Alligator Shoes
(Les Souliers en croco)
Year: 1981
Language: English
Format: 16mm Colour
Runtime: 99 min
Director:
Clay Borris
Producer:
Clay Borris,
John Phillips
Executive Producer:
Don Haig,
Barry Shapiro
Writer:
Clay Borris
Cinematographer:
John Phillips
Editor:
Gordon McClellan
Sound:
Brian Richmond
Music:
Murray McLauchlan
Cast:
Clay Borris,
Garry Borris,
Ronalda Jones,
Rose Maltais-Borris,
Len Perry,
Simone Champagne
Production Company:
460231 Ontario Ltd.
In Toronto’s Cabbagetown neighbourhood, two street smart brothers, Bin (Garry Borris) and Mike (Clay Borris), live a precarious economic existence with their working-class Acadian parents. They drink, carouse and make trouble while holding close to the "down home" family values of the Maritimes. The delicate balance of their relationship is threatened when their attractive young aunt, Danielle (Ronalda Jones) – recently released from hospital following a nervous breakdown – comes to stay with them. Mike is wary of Danielle, but Bin is more understanding and tries to ease her return to the outside world by taking her to bars and social clubs. Danielle misinterprets Bin’s intentions, though, and tries to initiate a romantic affair with him. Although Bin sets her straight gently, Danielle feels rejected and, after falling into a deep depression, commits suicide on a desolate beach during a weekend in the country. This event brings out the hidden aspects of each of the brother’s characters and, though they fight over their responsibility in Danielle’s death, the crisis eventually leads them to a greater understanding of each other.

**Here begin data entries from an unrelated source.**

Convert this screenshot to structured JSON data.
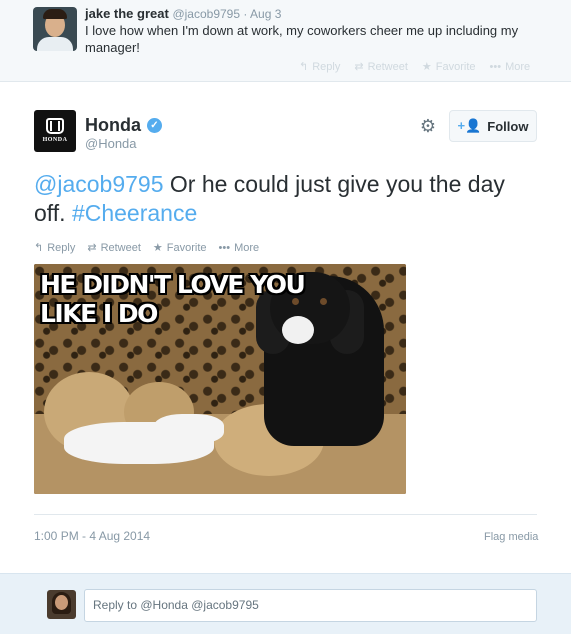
{
  "parent_tweet": {
    "name": "jake the great",
    "handle": "@jacob9795",
    "date": "Aug 3",
    "text": "I love how when I'm down at work, my coworkers cheer me up including my manager!",
    "actions": {
      "reply": "Reply",
      "retweet": "Retweet",
      "favorite": "Favorite",
      "more": "More"
    }
  },
  "main_tweet": {
    "name": "Honda",
    "handle": "@Honda",
    "logo_text": "HONDA",
    "follow_label": "Follow",
    "text_mention": "@jacob9795",
    "text_body": " Or he could just give you the day off. ",
    "text_hashtag": "#Cheerance",
    "actions": {
      "reply": "Reply",
      "retweet": "Retweet",
      "favorite": "Favorite",
      "more": "More"
    },
    "media": {
      "caption_line1": "HE DIDN'T LOVE YOU",
      "caption_line2": "LIKE I DO"
    },
    "timestamp": "1:00 PM - 4 Aug 2014",
    "flag_label": "Flag media"
  },
  "reply_box": {
    "value": "Reply to @Honda @jacob9795"
  },
  "colors": {
    "link": "#55acee",
    "muted": "#8899a6",
    "text": "#292f33",
    "reply_bg": "#e8f1f8"
  },
  "icons": [
    "reply-icon",
    "retweet-icon",
    "favorite-icon",
    "more-icon",
    "gear-icon",
    "verified-icon",
    "follow-user-icon"
  ]
}
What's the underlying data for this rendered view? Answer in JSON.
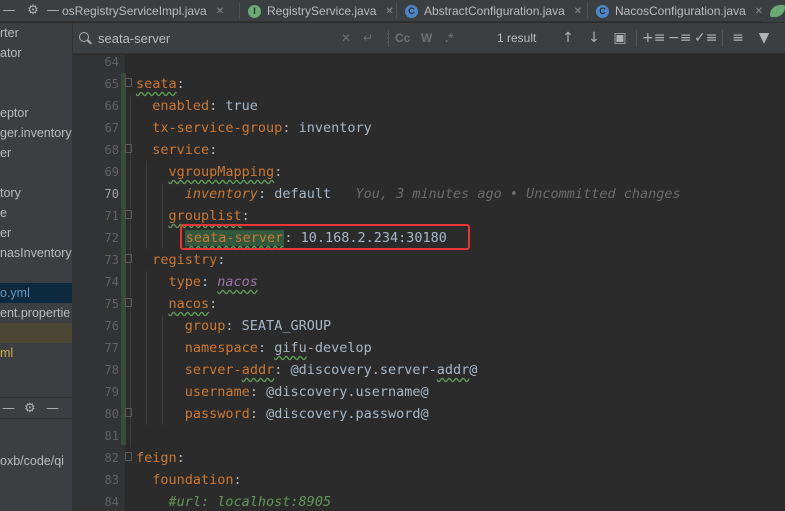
{
  "tabs": [
    {
      "label": "osRegistryServiceImpl.java",
      "icon_letter": "",
      "icon_color": "#c07a34"
    },
    {
      "label": "RegistryService.java",
      "icon_letter": "I",
      "icon_color": "#6aab73"
    },
    {
      "label": "AbstractConfiguration.java",
      "icon_letter": "C",
      "icon_color": "#4a86c8"
    },
    {
      "label": "NacosConfiguration.java",
      "icon_letter": "C",
      "icon_color": "#4a86c8"
    }
  ],
  "project_tree": [
    {
      "label": "rter",
      "style": ""
    },
    {
      "label": "ator",
      "style": ""
    },
    {
      "label": "",
      "style": ""
    },
    {
      "label": "",
      "style": ""
    },
    {
      "label": "eptor",
      "style": ""
    },
    {
      "label": "ger.inventory",
      "style": ""
    },
    {
      "label": "er",
      "style": ""
    },
    {
      "label": "",
      "style": ""
    },
    {
      "label": "tory",
      "style": ""
    },
    {
      "label": "e",
      "style": ""
    },
    {
      "label": "er",
      "style": ""
    },
    {
      "label": "nasInventory",
      "style": ""
    },
    {
      "label": "",
      "style": ""
    },
    {
      "label": "o.yml",
      "style": "sel blue"
    },
    {
      "label": "ent.propertie",
      "style": ""
    },
    {
      "label": "",
      "style": "hl"
    },
    {
      "label": "ml",
      "style": "yellow"
    }
  ],
  "project_path": "oxb/code/qi",
  "search": {
    "query": "seata-server",
    "results": "1 result",
    "match_case_label": "Cc",
    "words_label": "W",
    "regex_label": ".*"
  },
  "editor": {
    "blame": "You, 3 minutes ago • Uncommitted changes",
    "lines": [
      {
        "num": "64",
        "parts": []
      },
      {
        "num": "65",
        "parts": [
          {
            "t": "seata",
            "c": "ks"
          },
          {
            "t": ":",
            "c": "v"
          }
        ]
      },
      {
        "num": "66",
        "parts": [
          {
            "t": "  "
          },
          {
            "t": "enabled",
            "c": "k"
          },
          {
            "t": ": true",
            "c": "v"
          }
        ]
      },
      {
        "num": "67",
        "parts": [
          {
            "t": "  "
          },
          {
            "t": "tx-service-group",
            "c": "k"
          },
          {
            "t": ": inventory",
            "c": "v"
          }
        ]
      },
      {
        "num": "68",
        "parts": [
          {
            "t": "  "
          },
          {
            "t": "service",
            "c": "k"
          },
          {
            "t": ":",
            "c": "v"
          }
        ]
      },
      {
        "num": "69",
        "parts": [
          {
            "t": "    "
          },
          {
            "t": "vgroupMapping",
            "c": "ks"
          },
          {
            "t": ":",
            "c": "v"
          }
        ]
      },
      {
        "num": "70",
        "cur": true,
        "parts": [
          {
            "t": "      "
          },
          {
            "t": "inventory",
            "c": "ki"
          },
          {
            "t": ": default",
            "c": "v"
          },
          {
            "t": "   "
          },
          {
            "t": "You, 3 minutes ago • Uncommitted changes",
            "c": "blame"
          }
        ]
      },
      {
        "num": "71",
        "parts": [
          {
            "t": "    "
          },
          {
            "t": "grouplist",
            "c": "ks"
          },
          {
            "t": ":",
            "c": "v"
          }
        ]
      },
      {
        "num": "72",
        "parts": [
          {
            "t": "      "
          },
          {
            "t": "seata-server",
            "c": "found"
          },
          {
            "t": ": 10.168.2.234:30180",
            "c": "v"
          }
        ]
      },
      {
        "num": "73",
        "parts": [
          {
            "t": "  "
          },
          {
            "t": "registry",
            "c": "k"
          },
          {
            "t": ":",
            "c": "v"
          }
        ]
      },
      {
        "num": "74",
        "parts": [
          {
            "t": "    "
          },
          {
            "t": "type",
            "c": "k"
          },
          {
            "t": ": ",
            "c": "v"
          },
          {
            "t": "nacos",
            "c": "vi"
          }
        ]
      },
      {
        "num": "75",
        "parts": [
          {
            "t": "    "
          },
          {
            "t": "nacos",
            "c": "ks"
          },
          {
            "t": ":",
            "c": "v"
          }
        ]
      },
      {
        "num": "76",
        "parts": [
          {
            "t": "      "
          },
          {
            "t": "group",
            "c": "k"
          },
          {
            "t": ": SEATA_GROUP",
            "c": "v"
          }
        ]
      },
      {
        "num": "77",
        "parts": [
          {
            "t": "      "
          },
          {
            "t": "namespace",
            "c": "k"
          },
          {
            "t": ": ",
            "c": "v"
          },
          {
            "t": "gifu",
            "c": "vs"
          },
          {
            "t": "-develop",
            "c": "v"
          }
        ]
      },
      {
        "num": "78",
        "parts": [
          {
            "t": "      "
          },
          {
            "t": "server-",
            "c": "k"
          },
          {
            "t": "addr",
            "c": "ks"
          },
          {
            "t": ": @discovery.server-",
            "c": "v"
          },
          {
            "t": "addr",
            "c": "vs"
          },
          {
            "t": "@",
            "c": "v"
          }
        ]
      },
      {
        "num": "79",
        "parts": [
          {
            "t": "      "
          },
          {
            "t": "username",
            "c": "k"
          },
          {
            "t": ": @discovery.username@",
            "c": "v"
          }
        ]
      },
      {
        "num": "80",
        "parts": [
          {
            "t": "      "
          },
          {
            "t": "password",
            "c": "k"
          },
          {
            "t": ": @discovery.password@",
            "c": "v"
          }
        ]
      },
      {
        "num": "81",
        "parts": []
      },
      {
        "num": "82",
        "parts": [
          {
            "t": "feign",
            "c": "k"
          },
          {
            "t": ":",
            "c": "v"
          }
        ]
      },
      {
        "num": "83",
        "parts": [
          {
            "t": "  "
          },
          {
            "t": "foundation",
            "c": "k"
          },
          {
            "t": ":",
            "c": "v"
          }
        ]
      },
      {
        "num": "84",
        "parts": [
          {
            "t": "    "
          },
          {
            "t": "#url: localhost:8905",
            "c": "cm"
          }
        ]
      }
    ]
  },
  "colors": {
    "background": "#2b2b2b",
    "keyword": "#cc7832",
    "search_match": "#32593d",
    "highlight_box": "#e83535"
  }
}
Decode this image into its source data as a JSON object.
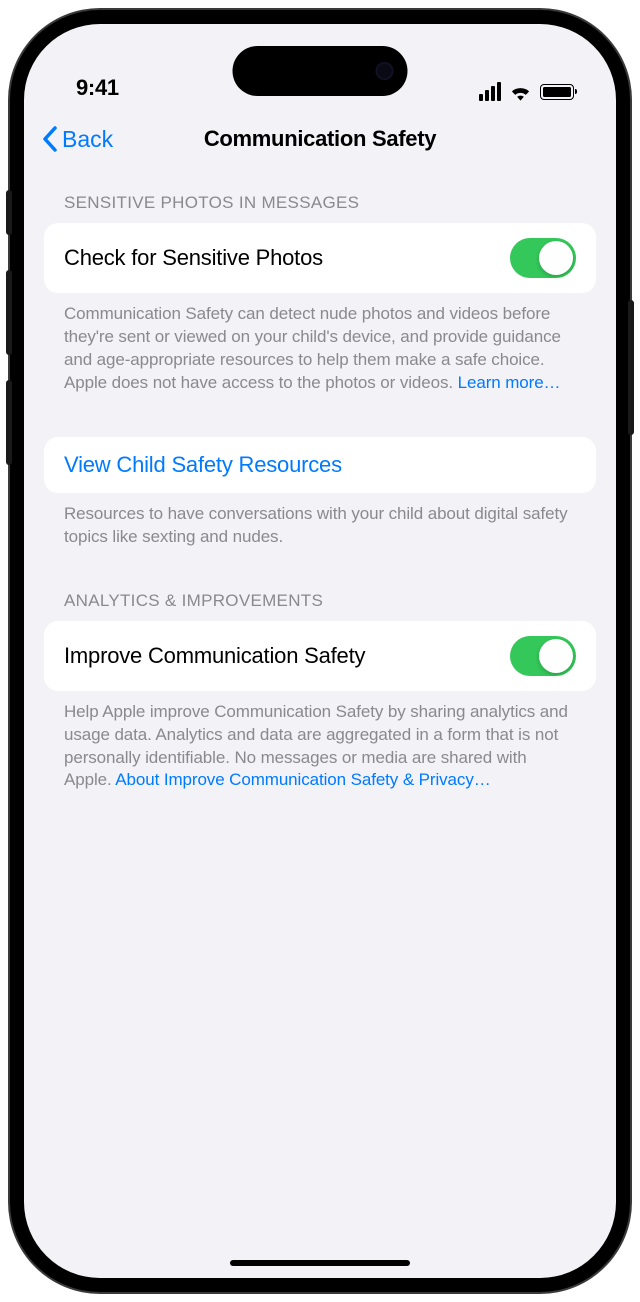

Clay Borris based this cinéma vérité-style drama on autobiographical material, as he had in the earlier Rose’s House (1977), using non-professional actors, with the exception of Ronalda Jones. Daringly innovative in form, Alligator Shoes combines comedy, high drama, mise-en-scPne and social commentary in a unique style.
An anomaly during the height of the tax shelter era, Alligator Shoes was produced on a low budget (without the assistance of the Canadian Film Development Corporation, which rejected the film), drew enthusiastic reviews at the Festival de Cannes and again on its commercial release, but received only minimal theatrical distribution. Nominated for four Genie Awards, it was unquestionably the most intensely personal, most exciting Canadian feature of its time, but most Canadians who have seen it did so on CBC television.